Hak kesulungan adalah hak waris kepunyaan putra sulung. Dalam pengertian yang luas, hak kesulungan mencakup suatu atau semua hak atau warisan yang diteruskan kepada seseorang ketika dia lahir ke dalam sebuah keluarga dan budaya. Alkitab menyebutkan bahwa anak sulung akan mendapat warisan sebanyak dua bagian dari segala harta milik, sebab dialah kegagahannya yang pertama-tama: dialah yang empunya hak kesulungan (Ul 21:17).
Sebagai anak sulung, seharusnya Esau juga tahu warisan yang akan diterimanya kelak. Tetapi karena hawa nafsunya yang besar, dia melepaskan hak kesulungan yang sangat berharga itu. Esau merasa lelah dan lapar setelah pulang dari berburu. Mungkin dia terlalu lelah untuk mengolah hasil buruannya menjadi masakan atau dia merasa bosan dan ingin mencicipi makanan yang baru. Ketika melihat masakan Yakub, Esau tidak dapat menahan diri. Dia ingin segera menikmati masakan kacang merah itu. Tanpa berpikir panjang lagi, dia menukar hak kesulungan dengan semangkuk kacang merah.

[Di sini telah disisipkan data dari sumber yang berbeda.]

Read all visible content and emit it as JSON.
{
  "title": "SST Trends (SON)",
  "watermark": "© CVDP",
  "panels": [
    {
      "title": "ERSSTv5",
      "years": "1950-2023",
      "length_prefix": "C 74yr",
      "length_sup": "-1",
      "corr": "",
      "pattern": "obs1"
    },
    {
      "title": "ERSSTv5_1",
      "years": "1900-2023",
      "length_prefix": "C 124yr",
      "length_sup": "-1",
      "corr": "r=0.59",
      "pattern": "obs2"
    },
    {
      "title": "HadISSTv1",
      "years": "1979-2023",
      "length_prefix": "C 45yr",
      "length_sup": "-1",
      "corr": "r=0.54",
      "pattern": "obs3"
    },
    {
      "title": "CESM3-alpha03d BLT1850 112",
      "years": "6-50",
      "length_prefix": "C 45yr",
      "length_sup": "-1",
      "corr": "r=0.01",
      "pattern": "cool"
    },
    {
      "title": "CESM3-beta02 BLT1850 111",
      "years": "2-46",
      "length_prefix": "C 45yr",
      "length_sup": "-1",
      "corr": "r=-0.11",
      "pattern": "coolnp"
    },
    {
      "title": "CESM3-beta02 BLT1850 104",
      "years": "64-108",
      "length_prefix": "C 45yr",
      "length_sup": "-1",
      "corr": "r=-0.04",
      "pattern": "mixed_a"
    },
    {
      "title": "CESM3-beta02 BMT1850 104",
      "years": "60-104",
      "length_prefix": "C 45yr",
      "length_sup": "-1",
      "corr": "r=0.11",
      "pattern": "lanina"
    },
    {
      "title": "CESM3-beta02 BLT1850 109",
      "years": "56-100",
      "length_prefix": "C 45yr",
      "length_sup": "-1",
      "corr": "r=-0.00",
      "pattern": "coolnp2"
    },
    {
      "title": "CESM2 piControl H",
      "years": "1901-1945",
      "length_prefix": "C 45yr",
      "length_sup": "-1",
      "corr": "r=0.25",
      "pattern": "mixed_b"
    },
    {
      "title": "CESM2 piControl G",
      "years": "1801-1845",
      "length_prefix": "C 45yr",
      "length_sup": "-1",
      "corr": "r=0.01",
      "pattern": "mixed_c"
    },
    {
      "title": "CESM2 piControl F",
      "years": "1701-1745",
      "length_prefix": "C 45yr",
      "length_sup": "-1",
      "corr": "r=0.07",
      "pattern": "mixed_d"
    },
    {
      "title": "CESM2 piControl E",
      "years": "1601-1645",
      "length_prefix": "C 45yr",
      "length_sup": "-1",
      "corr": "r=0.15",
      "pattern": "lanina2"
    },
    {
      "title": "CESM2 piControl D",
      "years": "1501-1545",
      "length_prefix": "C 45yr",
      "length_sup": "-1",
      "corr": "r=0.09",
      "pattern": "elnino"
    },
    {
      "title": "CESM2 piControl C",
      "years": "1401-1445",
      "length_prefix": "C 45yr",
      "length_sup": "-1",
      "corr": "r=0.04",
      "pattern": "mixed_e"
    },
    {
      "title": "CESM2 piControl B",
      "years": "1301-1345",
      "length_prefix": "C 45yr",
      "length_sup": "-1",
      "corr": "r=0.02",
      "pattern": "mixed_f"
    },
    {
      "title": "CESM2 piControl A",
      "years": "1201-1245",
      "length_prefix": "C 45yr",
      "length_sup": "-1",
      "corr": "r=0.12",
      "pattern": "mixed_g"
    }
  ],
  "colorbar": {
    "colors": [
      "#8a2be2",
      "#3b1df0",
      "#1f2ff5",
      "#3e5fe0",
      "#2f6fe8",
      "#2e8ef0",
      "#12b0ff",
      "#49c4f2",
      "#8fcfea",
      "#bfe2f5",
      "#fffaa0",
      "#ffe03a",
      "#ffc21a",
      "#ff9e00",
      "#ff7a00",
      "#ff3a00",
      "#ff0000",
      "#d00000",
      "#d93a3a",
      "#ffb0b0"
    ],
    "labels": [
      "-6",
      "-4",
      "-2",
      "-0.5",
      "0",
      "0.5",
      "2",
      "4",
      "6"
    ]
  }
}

Esau telah meremehkan hak kesulungannya dan ia sangat menyesali perbuatan itu di kemudian hari. “Sesudah Esau mendengar perkataan ayahnya itu, meraung-raunglah ia dengan sangat keras dalam kepedihan hatinya serta berkata kepada ayahnya: “Berkatilah aku ini juga, ya bapa!” (Kej 27:34)
Sebagai orang Israel rohani, kita pun termasuk sebagai anak sulung Allah. Dalam Keluaran 4:22, Allah menyuruh Musa menyampaikan perkataan ini kepada Firaun, “Israel ialah anak-Ku, anak-Ku yang sulung.” Sebagai anak sulung Allah, kita menjadi ahli waris Kerajaan Sorga. Efesus 3:6a berkata, “orang-orang bukan Yahudi, karena berita Injil, turut menjadi ahli-ahli waris.” “Atas kehendak-Nya sendiri Ia telah menjadikan kita oleh firman kebenaran, supaya kita pada tingkat yang tertentu menjadi anak sulung di antara semua ciptaan-Nya.” (Yak 1:18)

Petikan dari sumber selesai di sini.